Медленно подняв голову, Гаухолс заметила идущего к ней Безымянного в тоскливом молчании. Обреченность. Безмерная вина. Сожаление.

— Встретить такого, как ты, незнакомец, не случайность.

С этими словами Безымянный вытащил свой двуручный меч и, отбросив все раздумья и сомнения, бросился в атаку. Необдуманное, слепое нападение приводит к известным, бескомпромиссно летальным последствиям. Раскалённая сталь пронзила грудную клетку, пройдя сквозь кости и сердце, как горячий нож сквозь сливочное масло. От удивления и неожиданности его глаза расширились, а из горла вырвался жалкий, сдавленный хрип вперемешку с кровью. Каждую клеточку тела пронзила острая боль, мысли забились в бешеном темпе, обжигающее чувство обиды очень гармонично вписывалось, являясь прекрасным дополнением к раскалённому клинку в груди. С чавкающим звуком меч покинул его тело. Бессильно упав на колени (ноги отказывались подчиняться и держать туловище), он с трудом поднял голову и встретился взглядом с Гаухолсом. Снедаемая горькой тоской, Гаухолс смотрела на его окровавленное лицо и в её взгляде читалось одно — сожаление. Один лёгкий толчок, и тело рухнуло на мягкое белое покрывало. Стеклянный, безжизненный взгляд уставился в мрачное, тёмное небо, освещённое слабым огнём умирающего. Агония тела, несовершенного и смертного по своей природе, просто ничтожество, в сравнении с агонией умирающей звезды — такой величественной и красивой когда-то, а ныне гибнущей в собственном огне. И даже эта агония не сравнится с беспомощными терзаниями чистого и вечного, по своей сути, сознания. Сквозь застилающий глаза туман, он увидел, как огненный венец ярко вспыхнул и взорвался, окутывая всё вокруг испепеляющими языками пламени. Последний образ, который промелькнул в умирающем сознании — черный силуэт, тонущий в ослепительном и яростном танце стихии, но абсолютно не поддающийся разрушительному воздействию огня. Мрачный, безмолвный силуэт Гаухолса. Огненный смерч поглотил его тело, испепеляя каждую клеточку, обращая в безжизненный прах.

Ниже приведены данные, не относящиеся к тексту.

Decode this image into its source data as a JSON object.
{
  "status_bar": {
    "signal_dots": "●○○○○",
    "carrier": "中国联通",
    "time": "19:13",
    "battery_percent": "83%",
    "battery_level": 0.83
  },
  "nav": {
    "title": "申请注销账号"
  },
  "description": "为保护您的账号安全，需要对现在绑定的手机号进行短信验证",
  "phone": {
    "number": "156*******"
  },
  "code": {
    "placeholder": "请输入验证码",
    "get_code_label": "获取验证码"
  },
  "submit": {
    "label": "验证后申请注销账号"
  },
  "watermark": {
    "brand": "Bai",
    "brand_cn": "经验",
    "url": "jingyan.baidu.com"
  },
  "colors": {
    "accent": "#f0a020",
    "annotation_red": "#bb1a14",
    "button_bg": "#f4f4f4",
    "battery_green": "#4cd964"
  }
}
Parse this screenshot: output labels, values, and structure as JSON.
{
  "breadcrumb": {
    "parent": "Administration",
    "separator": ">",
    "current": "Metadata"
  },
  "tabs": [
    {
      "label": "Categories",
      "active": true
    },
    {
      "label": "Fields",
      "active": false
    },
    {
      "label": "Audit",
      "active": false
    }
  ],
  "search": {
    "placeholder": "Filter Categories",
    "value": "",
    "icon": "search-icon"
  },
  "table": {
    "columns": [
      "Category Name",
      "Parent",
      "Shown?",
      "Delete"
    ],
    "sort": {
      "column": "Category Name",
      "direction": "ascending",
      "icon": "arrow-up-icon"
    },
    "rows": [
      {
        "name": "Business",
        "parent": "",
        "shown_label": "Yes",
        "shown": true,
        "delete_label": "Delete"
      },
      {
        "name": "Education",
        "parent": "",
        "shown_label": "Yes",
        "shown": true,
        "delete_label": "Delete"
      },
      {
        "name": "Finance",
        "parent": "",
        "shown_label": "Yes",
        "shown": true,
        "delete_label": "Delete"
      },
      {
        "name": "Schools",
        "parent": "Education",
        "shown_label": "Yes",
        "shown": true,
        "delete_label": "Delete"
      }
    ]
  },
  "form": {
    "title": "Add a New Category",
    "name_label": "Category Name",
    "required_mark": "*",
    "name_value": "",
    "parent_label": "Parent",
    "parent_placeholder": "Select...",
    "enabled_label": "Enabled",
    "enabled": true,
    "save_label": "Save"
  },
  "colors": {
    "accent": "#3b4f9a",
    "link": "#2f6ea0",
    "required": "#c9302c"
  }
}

Тяжело вздохнув, Гаухолс села возле горстки остывающих углей и печально улыбнулся. Маленькое пламя танцевало, проживая последние мгновения своей жизни, искры взлетали в небо и кружились в сверкающем танце.

Но...

Попаданец покидает тело. В этот сосуд возвращается нечто иное. Вероятно, этому поспособствовало уничтожение кубического мануфракта и гибель рук от Хранителя Кристального Подземелья.

Безумие и отчаяние – позывы непримиримые, противоборствующие испокон веков. Голод всегда толкал смертных вперёд, на поиски пропитания, а страх загонял их в укрытия и сковывал на месте. Действие и бездействие

Философы и демагоги любят рассуждать, что произойдет, если неудержимая сила встретит незыблемую стену. Но как насчёт того, что оба абсолюта окажутся намертво сплетены в одном сознании. В одной детской душе.

Что будет тогда?

Взрыв.

Под давлением парадокса оболочка души Безымянного лопается, подобно стекляшке, и живительная эссенция – самая суть Безымянного, начинает изливаться вовне. Тьма не беспокоится, так и задумано. Человек ни за что не пережил бы такой метатравмы, однако законный Хозяин Тьмы – уже не человек.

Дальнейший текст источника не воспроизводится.